Working in DC, I've met really interesting and even famous people. Today, I sat by a man who had been on death row. He is also the first man to be released from death row and exonerated thanks to DNA evidence.
That man, Kirk Bloodsworth, came in today to talk to about 15 interns from my organization and some other public interest organizations. A former marine and fisherman with no criminal record, Kirk was sentenced to death for the rape and brutal murder of a little girl even though his hair color, height, and weight didn't match eye witness accounts.
All of us listened in horror as Kirk described how he was assaulted everyday on death row by other inmates because of what they thought he did to a little girl. They would try to flood his cell with sewage from their toilets and throw a bag of batteries at him, cracking his skull.

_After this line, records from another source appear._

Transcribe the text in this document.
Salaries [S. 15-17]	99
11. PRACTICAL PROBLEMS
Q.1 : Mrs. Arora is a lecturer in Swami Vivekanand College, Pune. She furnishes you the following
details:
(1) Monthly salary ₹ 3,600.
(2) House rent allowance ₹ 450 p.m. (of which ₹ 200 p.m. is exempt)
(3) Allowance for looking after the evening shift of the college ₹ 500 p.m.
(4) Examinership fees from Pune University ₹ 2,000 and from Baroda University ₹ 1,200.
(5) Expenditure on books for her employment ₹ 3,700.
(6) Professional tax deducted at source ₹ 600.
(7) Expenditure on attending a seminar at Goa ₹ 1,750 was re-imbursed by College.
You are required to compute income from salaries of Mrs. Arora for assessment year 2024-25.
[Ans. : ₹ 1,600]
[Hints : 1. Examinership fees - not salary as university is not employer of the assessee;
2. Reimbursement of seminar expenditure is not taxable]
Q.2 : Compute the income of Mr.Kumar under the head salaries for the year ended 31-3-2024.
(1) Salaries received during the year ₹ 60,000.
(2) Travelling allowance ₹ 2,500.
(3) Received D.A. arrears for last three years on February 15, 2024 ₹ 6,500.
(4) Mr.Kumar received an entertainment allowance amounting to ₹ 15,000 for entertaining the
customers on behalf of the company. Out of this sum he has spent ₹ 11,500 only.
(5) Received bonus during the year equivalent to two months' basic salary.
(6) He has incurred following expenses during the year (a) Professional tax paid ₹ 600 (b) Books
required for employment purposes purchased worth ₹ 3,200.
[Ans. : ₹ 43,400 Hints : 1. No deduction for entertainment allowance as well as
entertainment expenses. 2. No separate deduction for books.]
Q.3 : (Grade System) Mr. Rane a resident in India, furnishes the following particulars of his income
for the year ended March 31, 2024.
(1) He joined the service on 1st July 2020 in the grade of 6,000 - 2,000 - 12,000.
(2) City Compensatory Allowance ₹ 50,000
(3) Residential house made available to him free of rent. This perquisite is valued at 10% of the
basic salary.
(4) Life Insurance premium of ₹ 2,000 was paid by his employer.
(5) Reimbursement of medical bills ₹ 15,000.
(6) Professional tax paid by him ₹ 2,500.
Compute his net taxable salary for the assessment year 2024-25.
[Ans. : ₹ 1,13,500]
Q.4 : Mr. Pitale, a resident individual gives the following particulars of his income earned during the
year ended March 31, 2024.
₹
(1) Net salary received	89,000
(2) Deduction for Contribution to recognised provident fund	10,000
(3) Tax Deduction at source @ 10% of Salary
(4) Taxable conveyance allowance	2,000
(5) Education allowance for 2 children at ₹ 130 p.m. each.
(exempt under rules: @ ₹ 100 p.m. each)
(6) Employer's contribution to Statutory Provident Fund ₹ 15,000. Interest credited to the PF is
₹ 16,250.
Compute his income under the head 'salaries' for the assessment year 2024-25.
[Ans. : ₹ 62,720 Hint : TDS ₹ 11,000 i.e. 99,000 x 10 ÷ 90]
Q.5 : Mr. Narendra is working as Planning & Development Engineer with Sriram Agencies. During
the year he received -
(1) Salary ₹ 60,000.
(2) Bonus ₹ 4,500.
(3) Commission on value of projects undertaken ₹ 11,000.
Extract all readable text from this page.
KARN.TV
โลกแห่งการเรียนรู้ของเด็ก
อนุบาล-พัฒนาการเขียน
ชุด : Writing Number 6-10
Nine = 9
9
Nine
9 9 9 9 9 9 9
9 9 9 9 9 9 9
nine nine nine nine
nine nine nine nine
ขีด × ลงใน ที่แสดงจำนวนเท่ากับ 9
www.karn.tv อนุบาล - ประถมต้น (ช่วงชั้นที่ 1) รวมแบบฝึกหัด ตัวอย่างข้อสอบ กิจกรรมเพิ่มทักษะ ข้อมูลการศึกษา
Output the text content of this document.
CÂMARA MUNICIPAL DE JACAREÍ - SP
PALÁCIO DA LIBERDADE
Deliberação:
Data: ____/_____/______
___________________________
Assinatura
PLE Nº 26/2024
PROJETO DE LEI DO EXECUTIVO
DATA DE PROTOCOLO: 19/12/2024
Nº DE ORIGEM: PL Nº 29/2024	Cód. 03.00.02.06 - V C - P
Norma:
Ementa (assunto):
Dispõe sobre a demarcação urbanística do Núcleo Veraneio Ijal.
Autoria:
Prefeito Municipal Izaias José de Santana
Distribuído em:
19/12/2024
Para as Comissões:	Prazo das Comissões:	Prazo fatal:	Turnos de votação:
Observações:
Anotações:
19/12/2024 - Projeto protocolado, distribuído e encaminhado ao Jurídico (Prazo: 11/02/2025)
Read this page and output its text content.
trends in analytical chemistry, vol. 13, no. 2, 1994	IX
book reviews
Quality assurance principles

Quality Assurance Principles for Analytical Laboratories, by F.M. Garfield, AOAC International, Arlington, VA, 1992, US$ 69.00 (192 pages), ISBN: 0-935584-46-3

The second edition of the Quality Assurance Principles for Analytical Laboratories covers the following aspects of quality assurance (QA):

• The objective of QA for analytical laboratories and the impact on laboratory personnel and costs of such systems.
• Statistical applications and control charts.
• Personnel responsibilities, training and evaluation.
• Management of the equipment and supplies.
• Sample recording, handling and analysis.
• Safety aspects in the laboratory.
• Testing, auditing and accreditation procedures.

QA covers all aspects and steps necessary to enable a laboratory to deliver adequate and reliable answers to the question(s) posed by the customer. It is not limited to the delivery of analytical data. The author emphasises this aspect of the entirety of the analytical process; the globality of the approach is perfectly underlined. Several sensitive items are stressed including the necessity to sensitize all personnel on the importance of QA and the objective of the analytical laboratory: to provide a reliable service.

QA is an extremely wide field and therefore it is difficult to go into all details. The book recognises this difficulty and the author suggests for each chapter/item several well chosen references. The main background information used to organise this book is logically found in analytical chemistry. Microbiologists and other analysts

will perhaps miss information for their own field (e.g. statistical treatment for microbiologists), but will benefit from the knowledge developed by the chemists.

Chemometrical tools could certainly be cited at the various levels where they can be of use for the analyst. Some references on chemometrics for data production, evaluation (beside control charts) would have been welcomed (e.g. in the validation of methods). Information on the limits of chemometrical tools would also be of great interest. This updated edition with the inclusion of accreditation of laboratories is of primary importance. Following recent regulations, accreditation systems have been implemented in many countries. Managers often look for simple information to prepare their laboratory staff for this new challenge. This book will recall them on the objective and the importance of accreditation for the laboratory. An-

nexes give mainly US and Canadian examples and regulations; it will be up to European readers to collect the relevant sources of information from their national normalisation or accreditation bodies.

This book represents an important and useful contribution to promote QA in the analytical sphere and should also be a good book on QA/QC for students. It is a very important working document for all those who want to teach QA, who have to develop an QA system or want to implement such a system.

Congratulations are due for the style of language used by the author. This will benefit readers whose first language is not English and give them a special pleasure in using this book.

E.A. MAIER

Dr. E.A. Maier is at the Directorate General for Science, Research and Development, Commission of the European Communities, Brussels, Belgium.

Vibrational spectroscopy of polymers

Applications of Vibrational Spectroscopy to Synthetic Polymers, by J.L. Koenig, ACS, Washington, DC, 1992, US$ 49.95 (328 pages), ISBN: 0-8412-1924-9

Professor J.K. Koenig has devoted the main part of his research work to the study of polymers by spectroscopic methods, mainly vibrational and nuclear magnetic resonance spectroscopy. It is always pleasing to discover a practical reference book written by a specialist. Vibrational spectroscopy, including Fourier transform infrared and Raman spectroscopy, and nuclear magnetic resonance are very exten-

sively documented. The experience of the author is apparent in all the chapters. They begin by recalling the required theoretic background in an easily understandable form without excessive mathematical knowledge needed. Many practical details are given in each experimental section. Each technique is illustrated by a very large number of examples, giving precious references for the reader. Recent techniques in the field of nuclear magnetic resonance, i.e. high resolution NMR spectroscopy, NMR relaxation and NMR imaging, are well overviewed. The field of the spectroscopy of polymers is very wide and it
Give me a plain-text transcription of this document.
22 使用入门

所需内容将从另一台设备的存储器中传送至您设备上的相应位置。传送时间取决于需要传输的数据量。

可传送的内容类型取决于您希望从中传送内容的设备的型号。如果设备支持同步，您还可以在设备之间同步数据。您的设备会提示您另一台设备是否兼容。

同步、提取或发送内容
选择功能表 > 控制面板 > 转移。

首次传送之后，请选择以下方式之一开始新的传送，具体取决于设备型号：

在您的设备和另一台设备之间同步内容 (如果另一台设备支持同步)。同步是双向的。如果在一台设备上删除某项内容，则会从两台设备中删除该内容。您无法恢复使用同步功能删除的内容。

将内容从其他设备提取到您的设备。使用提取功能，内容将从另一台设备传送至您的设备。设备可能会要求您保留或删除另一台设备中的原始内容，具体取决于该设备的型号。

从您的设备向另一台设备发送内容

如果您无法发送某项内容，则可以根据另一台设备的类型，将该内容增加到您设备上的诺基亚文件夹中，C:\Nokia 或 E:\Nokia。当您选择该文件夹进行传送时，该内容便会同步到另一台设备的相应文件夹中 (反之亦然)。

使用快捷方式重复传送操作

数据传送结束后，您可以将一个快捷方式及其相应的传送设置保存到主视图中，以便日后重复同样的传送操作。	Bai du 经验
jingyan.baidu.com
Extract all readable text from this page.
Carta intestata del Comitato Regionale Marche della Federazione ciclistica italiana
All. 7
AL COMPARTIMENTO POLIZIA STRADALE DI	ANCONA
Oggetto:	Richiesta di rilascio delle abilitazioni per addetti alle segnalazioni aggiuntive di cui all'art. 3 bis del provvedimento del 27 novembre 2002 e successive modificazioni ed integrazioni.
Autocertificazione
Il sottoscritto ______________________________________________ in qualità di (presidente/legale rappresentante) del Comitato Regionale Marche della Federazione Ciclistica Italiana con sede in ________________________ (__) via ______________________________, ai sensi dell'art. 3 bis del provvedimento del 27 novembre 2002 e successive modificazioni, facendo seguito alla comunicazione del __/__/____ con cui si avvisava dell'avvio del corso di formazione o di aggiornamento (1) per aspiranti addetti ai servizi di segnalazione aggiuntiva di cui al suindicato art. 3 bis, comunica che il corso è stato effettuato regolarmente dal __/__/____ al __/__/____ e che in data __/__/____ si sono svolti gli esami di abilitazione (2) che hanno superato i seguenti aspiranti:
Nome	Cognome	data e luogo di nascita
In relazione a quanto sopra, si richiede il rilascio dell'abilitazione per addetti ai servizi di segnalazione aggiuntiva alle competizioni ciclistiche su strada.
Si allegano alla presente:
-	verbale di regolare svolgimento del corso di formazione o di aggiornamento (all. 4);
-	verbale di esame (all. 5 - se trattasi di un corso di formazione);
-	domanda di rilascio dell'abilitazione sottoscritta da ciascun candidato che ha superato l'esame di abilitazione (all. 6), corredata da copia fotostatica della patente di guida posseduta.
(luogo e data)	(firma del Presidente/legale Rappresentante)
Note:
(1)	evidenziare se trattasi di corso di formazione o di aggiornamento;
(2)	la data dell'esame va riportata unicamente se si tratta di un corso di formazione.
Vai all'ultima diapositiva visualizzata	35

After eight years on jail, Kirk was exonerated by DNA evidence. Though he was free, a lot of people still thought he was the killer and he received threats and harassment. It wasn't until 2003, 18 years after Kirk was convicted, did they find out that another man did it. In fact, the real killer was housed in the same jail as Kirk for another crime, even lifted weights with Kirk. (A more detailed narrative about everything can be found here.)
I think one of the most amazing things was that after everything that Kirk has been through, he's still passionately trying to fix the system. Most people would probably have no hope or want to move on in their lives. The head of the Justice Project, an organization Kirk works with now, told us that everyone has stories or hears stories. But it's what we do with those stories that matters. Another good lesson over lunch.